To be even more forthcoming, it also starts to get annoying because the news is mostly rather cheerless, and content from people like celebrities or influencers is quite monotonous, and at this point, a man appears in front of us as a unique personality.
We are all unique.
This is true, both on the part of DNA and on interests, society, friends, successes, and defeats. Then, the more information and time we have, the more we prefer something personalized. Personal voice assistants, private music playlist, or personal movie selection are handy. We are all unique personalities, and in the offer of games discounts for Christmas, we do not want to see the games that we bought a few years ago; by the way, greetings to one famous gaming console company. We don’t want to scroll through products that we already have or watch content that we have already seen.
Time is the most valuable resource, and if I have two hours a week to watch a movie, I want to find the film in the selection that I will like.
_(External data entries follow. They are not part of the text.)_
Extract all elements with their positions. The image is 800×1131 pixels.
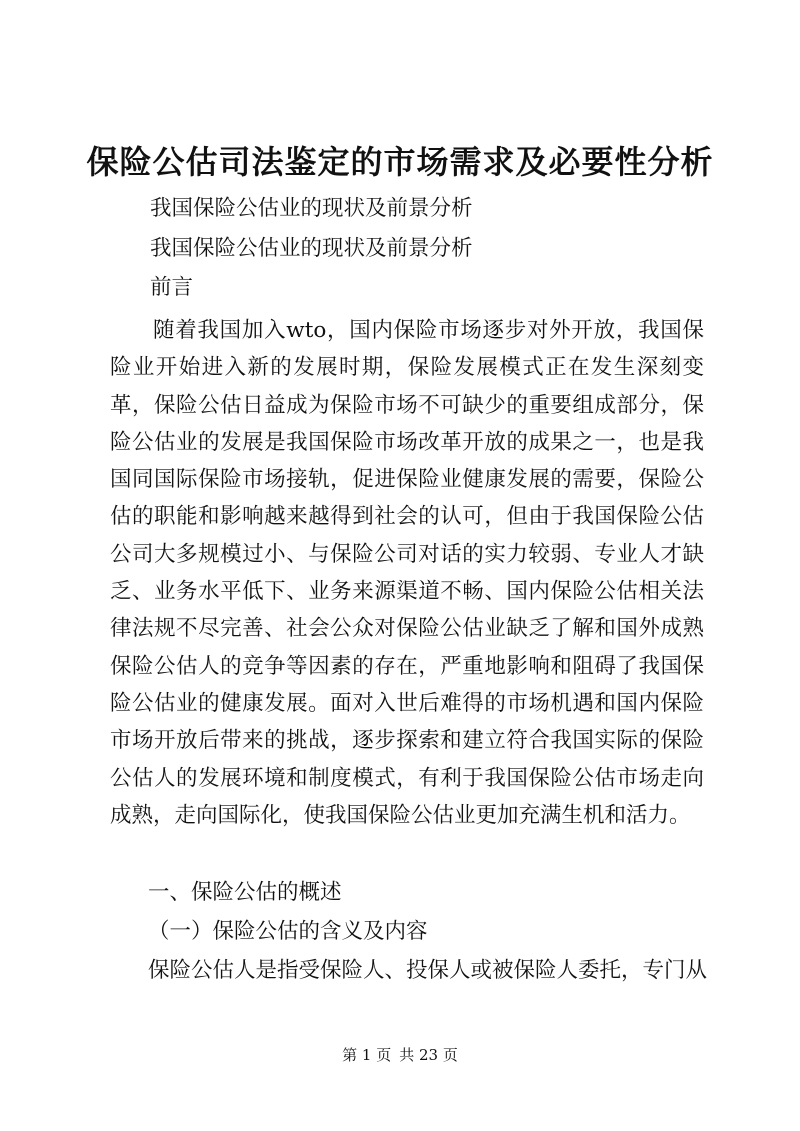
document-title: 保险公估司法鉴定的市场需求及必要性分析 — [86, 143, 714, 181]
preface-heading: 前言 — [150, 275, 194, 300]
subsection-heading: （一）保险公估的含义及内容 — [148, 919, 428, 944]
section-heading: 一、保险公估的概述 — [148, 880, 342, 905]
preface-paragraph: 随着我国加入wto，国内保险市场逐步对外开放，我国保险业开始进入新的发展时期，保险发展模式正在发生深刻变革，保险公估日益成为保险市场不可缺少的重要组成部分，保险公估业的发展是我国保险市场改革开放的成果之一，也是我国同国际保险市场接轨，促进保险业健康发展的需要，保险公估的职能和影响越来越得到社会的认可，但由于我国保险公估公司大多规模过小、与保险公司对话的实力较弱、专业人才缺乏、业务水平低下、业务来源渠道不畅、国内保险公估相关法律法规不尽完善、社会公众对保险公估业缺乏了解和国外成熟保险公估人的竞争等因素的存在，严重地影响和阻碍了我国保险公估业的健康发展。面对入世后难得的市场机遇和国内保险市场开放后带来的挑战，逐步探索和建立符合我国实际的保险公估人的发展环境和制度模式，有利于我国保险公估市场走向成熟，走向国际化，使我国保险公估业更加充满生机和活力。 — [110, 318, 704, 828]
page-total: 共 23 页 — [399, 1046, 458, 1064]
subtitle-line-2: 我国保险公估业的现状及前景分析 — [150, 236, 473, 261]
page-number: 第 1 页 — [342, 1046, 392, 1064]
page-footer — [0, 1045, 800, 1065]
subtitle-line-1: 我国保险公估业的现状及前景分析 — [150, 196, 473, 221]
body-text-line: 保险公估人是指受保险人、投保人或被保险人委托，专门从 — [148, 958, 708, 983]
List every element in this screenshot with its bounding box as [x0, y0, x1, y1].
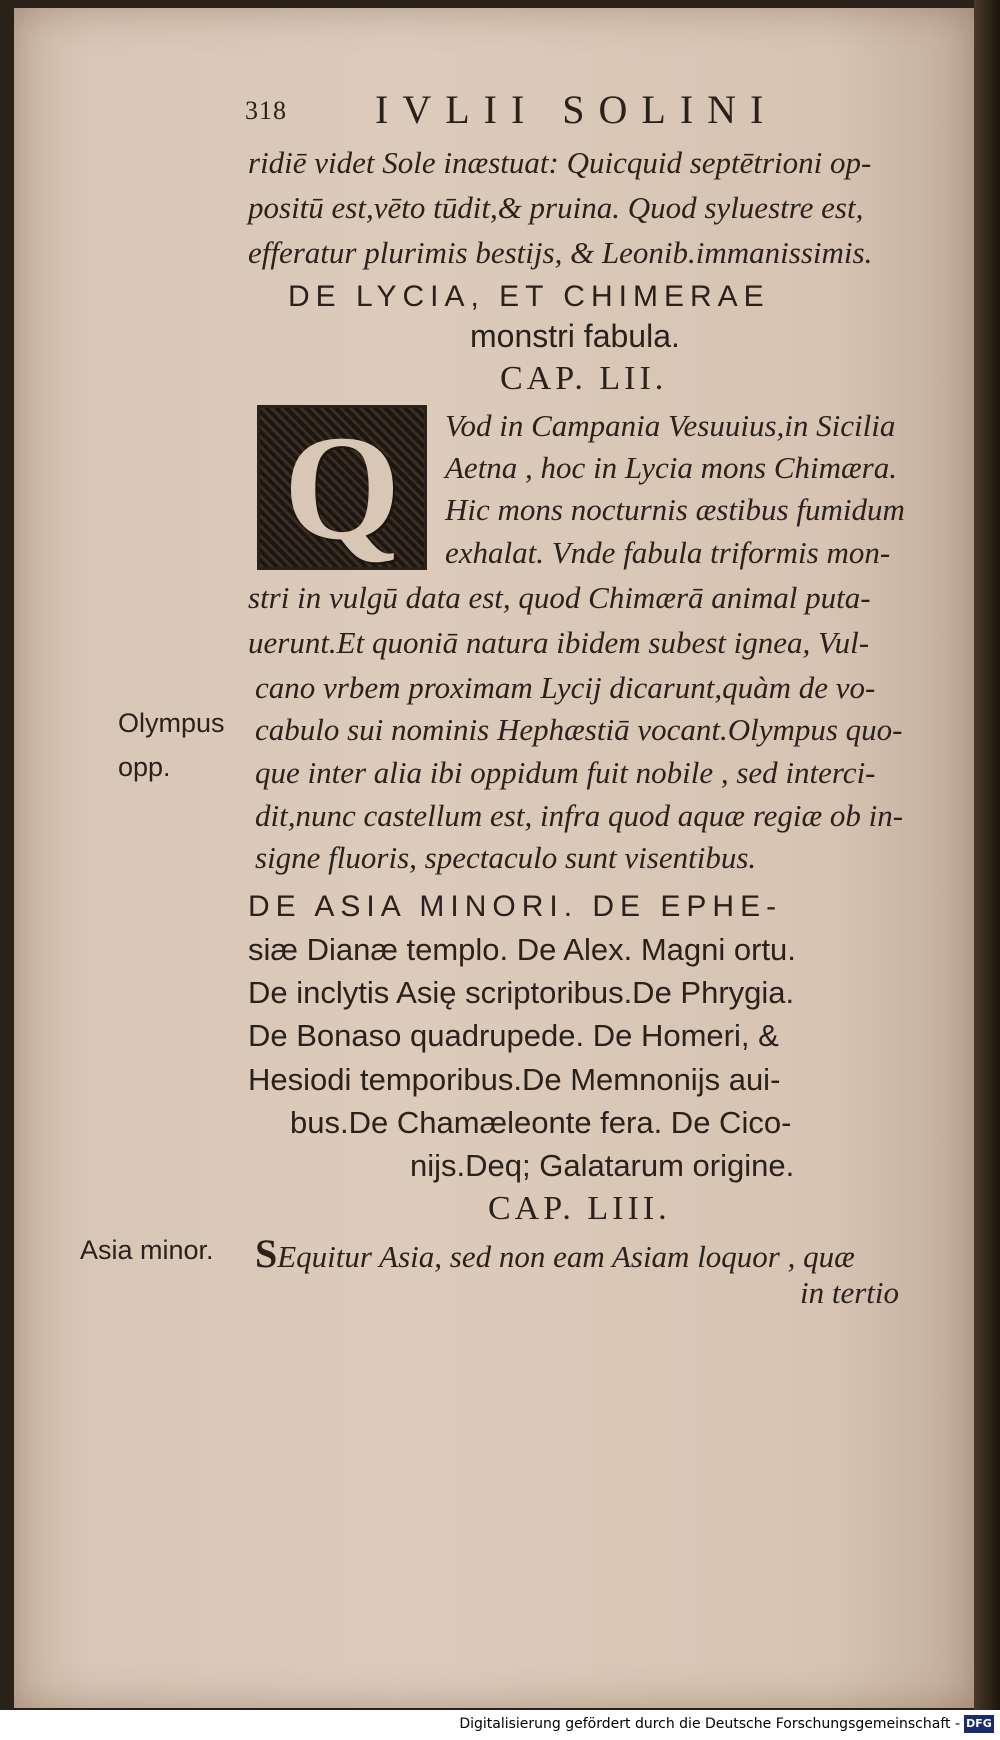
chapter-heading: De inclytis Asię scriptoribus.De Phrygia. — [248, 975, 795, 1010]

At the current technology development stage, the social graph still plays a significant role, but personalized recommendation systems become the maximum value for any IT company. First, you have already understood that the algorithms increase retention rate, viewing depth, and virality for any content feed. Let’s see how it works as a complex at FunСorp:
- ML algorithms for sorting content in feeds
- Algorithms for selecting the best content for users
- Neural networks for identifying toxic and prohibited content
- Algorithms for finding duplicate content
- The service of already viewed content for each user
- Personalized feeds for each user based on their interests selected by the ML algorithm
And it’s just a small part of what is used to make our users smile in all our applications. And we are proud that we make our users happy and have excellent product metrics: Smile rate is 100 per 1000 views, viewing depth is 230 elements, retention.
As a result
The complexity and value of recommendation systems are to customize them to a specific content niche and audience; it requires hundreds of tests to get targeted results. We don’t know about the TikTok recommendation systems, but they certainly provide excellent product performance and are of high value because huge time was spent on iteration with them.